Greenberg then observed two crucial distinctions between "biblical" (meaning all of the legal material in the Torah, treated as a single system) and Mesopotamian law: First, Mesopotamian law is authored by the king, while biblical law is never authored by a human:
"Not only is Moses denied any part in the formation of the Pentateuchal laws, no Israelite king is said to have authored a law code, nor is any king censured for so doing. The only legislator the Bible knows is God; the only legislation is that mediated by a prophet."Second, in biblical law human life has an absolute value: unlike supposedly more advanced Mesopotamia or supposedly more primitive bedouin cultures, you cannot pay money ("damages," in our terms) to restore a life. For these two distinctions alone his article retains enduring value.
But Greenberg then makes a move with stunning potential consequences: Offhandedly fusing historically and juridically distinct laws from Deuteronomy and the Covenant Code of Exodus with Priestly law, he concludes that "In the sphere of the criminal law, the effect of this divine authorship of all law is to make crimes sins, a violation of the will of God," citing Numbers 15:30's claim that anyone who violates the law "affronts the Lord, and will be cut off from among the people." "The way is thus prepared," writes Greenberg, "to regard offenses as absolute wrongs, transcending the power of men to pardon or expunge."

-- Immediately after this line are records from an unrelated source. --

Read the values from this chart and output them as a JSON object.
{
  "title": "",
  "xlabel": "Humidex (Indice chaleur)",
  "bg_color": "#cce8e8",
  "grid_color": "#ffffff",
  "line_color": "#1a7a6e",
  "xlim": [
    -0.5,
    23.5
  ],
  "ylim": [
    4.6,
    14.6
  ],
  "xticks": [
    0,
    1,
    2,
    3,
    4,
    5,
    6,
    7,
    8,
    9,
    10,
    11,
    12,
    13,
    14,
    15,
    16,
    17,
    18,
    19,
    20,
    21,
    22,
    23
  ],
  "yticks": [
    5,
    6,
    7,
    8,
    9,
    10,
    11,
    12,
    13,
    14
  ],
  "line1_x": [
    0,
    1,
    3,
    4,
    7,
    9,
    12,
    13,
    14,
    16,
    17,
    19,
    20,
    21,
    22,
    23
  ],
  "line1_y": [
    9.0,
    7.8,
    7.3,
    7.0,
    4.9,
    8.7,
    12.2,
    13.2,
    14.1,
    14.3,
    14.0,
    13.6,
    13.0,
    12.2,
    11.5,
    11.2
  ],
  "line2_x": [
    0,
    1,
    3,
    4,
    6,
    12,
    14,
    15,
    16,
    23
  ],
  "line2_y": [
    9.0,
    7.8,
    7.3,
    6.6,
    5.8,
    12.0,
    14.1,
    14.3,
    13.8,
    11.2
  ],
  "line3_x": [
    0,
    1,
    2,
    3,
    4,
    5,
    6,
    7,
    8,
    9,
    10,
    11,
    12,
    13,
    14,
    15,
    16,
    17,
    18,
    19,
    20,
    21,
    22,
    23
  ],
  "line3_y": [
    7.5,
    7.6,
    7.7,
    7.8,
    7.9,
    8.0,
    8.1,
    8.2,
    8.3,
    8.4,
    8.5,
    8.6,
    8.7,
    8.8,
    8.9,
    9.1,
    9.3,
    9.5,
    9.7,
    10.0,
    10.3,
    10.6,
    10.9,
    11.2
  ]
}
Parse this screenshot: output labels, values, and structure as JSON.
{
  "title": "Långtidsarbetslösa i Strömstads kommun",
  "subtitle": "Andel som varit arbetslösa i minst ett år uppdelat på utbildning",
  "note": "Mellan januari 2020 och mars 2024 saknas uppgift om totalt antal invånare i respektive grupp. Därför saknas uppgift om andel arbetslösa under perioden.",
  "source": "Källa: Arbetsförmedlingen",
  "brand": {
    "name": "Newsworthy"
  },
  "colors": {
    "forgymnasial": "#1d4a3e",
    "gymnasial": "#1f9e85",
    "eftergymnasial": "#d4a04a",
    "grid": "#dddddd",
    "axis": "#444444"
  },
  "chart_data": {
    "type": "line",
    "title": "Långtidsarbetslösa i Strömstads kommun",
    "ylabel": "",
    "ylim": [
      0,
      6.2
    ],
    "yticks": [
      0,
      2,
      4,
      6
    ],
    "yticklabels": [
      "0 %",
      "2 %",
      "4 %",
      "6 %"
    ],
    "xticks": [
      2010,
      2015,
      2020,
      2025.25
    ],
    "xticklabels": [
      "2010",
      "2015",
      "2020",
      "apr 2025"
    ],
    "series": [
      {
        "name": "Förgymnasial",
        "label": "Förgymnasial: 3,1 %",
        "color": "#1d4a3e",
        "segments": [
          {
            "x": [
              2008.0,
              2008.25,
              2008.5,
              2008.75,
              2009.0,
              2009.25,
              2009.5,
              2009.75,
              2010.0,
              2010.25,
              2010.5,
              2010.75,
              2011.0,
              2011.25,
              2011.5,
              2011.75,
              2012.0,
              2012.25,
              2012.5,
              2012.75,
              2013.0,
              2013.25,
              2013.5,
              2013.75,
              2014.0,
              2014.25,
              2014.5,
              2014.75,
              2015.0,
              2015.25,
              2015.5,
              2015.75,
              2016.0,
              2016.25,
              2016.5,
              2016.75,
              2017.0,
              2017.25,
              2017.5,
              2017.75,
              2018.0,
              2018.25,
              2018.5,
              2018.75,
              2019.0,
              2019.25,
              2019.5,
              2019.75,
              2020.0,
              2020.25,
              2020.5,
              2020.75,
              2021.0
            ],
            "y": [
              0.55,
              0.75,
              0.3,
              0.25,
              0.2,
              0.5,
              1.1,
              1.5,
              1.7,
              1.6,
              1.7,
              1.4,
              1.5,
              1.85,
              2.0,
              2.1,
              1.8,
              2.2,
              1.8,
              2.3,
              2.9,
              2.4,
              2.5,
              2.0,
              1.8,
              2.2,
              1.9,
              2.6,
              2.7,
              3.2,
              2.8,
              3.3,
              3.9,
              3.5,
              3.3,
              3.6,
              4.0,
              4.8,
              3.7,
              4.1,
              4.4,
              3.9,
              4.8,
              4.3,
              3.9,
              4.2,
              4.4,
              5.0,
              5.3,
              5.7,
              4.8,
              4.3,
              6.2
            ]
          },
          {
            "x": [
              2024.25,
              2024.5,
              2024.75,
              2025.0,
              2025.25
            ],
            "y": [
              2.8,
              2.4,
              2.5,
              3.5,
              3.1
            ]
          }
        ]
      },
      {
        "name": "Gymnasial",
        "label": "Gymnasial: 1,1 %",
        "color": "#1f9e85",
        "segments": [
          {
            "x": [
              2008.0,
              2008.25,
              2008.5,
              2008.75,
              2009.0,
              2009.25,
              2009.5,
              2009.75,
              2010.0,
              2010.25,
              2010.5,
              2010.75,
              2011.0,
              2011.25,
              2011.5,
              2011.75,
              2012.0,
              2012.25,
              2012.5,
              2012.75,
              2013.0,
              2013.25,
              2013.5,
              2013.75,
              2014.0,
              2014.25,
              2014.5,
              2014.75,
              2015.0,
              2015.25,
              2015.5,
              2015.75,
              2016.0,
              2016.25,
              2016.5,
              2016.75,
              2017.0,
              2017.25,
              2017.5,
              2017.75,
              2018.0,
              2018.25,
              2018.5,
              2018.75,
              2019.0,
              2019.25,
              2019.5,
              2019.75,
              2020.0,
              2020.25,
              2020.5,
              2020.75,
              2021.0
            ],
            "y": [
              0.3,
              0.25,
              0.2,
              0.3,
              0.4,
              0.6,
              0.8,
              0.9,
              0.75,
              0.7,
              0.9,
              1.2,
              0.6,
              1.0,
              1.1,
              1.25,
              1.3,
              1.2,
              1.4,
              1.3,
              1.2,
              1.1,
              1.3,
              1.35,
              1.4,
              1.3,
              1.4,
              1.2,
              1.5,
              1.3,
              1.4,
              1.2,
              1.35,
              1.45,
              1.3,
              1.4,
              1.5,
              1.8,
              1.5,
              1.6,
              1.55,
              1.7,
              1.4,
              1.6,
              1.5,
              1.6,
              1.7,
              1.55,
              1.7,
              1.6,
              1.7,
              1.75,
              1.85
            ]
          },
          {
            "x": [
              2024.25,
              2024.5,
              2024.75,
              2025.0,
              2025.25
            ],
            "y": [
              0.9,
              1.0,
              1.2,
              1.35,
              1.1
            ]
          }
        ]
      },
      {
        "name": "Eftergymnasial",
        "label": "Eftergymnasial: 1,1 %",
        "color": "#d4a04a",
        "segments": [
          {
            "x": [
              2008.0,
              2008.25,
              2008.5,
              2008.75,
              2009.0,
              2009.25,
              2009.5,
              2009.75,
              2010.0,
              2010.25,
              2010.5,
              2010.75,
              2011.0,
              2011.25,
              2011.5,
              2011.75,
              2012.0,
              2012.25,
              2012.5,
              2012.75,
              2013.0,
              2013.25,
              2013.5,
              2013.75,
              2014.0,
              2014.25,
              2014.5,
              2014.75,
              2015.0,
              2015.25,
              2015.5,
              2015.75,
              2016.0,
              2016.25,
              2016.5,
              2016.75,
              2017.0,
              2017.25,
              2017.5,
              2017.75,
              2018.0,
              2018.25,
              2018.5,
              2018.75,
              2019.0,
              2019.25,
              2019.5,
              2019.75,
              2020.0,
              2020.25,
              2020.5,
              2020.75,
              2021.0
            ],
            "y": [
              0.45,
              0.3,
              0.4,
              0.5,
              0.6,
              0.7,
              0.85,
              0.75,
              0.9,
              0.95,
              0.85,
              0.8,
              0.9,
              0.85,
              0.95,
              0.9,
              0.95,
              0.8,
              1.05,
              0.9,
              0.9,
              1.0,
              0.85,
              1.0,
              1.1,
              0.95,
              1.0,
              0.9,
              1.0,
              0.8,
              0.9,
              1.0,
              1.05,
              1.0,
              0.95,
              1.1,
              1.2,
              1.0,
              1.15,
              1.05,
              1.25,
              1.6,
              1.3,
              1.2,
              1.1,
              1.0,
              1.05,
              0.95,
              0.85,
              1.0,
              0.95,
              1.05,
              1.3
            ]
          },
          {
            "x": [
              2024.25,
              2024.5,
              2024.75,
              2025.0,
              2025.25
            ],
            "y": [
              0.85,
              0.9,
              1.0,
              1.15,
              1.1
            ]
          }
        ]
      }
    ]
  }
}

Indeed. The greatest impact of the idea that any violation of biblical law was an unforgivable offense against God came from another brilliant holistic Jewish interpreter who also treated the entire Torah as a single legal statement:
For as many as are of the works of the law are under the curse: for it is written, Cursed is every one that continueth not in all things which are written in the book of the law to do them. But that no man is justified by the law in the sight of God, it is evident: for, The just shall live by faith. And the law is not of faith: but, The man that doeth them shall live in them. Christ hath redeemed us from the curse of the law...St. Paul's audacious claim in Galatians 3:10-13 is that the law had become a curse because any violation of the law is not merely wrong--a human act that must be made right by human means, but a sin against God, a cosmic stain that human power can never wipe away. And Judeans who had experienced repeated, crushing defeats and exiles, all of which seemed predicted in just that section of Deuteronomy Paul uses, might have understood just what he was saying. We remain defeated; we must have violated some part of this sweeping law, which has cursed us; our law is a curse. Of course, there was a corresponding positive holistic reading of the text, well known and popular in Paul's time but in which he was understandably uninterested: the idea that repentance and the Day of Atonement together completely remove precisely this cosmic stain.
My argument, implied in the joke fusion of my title, is that when "holistic" reading frees scholars from historical context--the obligation to heed individual biblical voices--they may unintentionally conjure up powerful ghosts that only theology can confront. Come to think of it, speaking of powerful theological ghosts the next post should be about Jacob Taubes.
* Greenberg's "Some Postulates of Biblical Criminal Law" was originally published in Studies in Bible and Jewish Religion, the Yehezkel Kaufmann Jubilee Volume, ed. Menahem Haran (Jerusalem, 1960), and its interest in discovering a qualitatively distinctive biblical-Jewish approach to law that could not be explained by social evolution fit well with the dedicatee's brilliant nationalist project.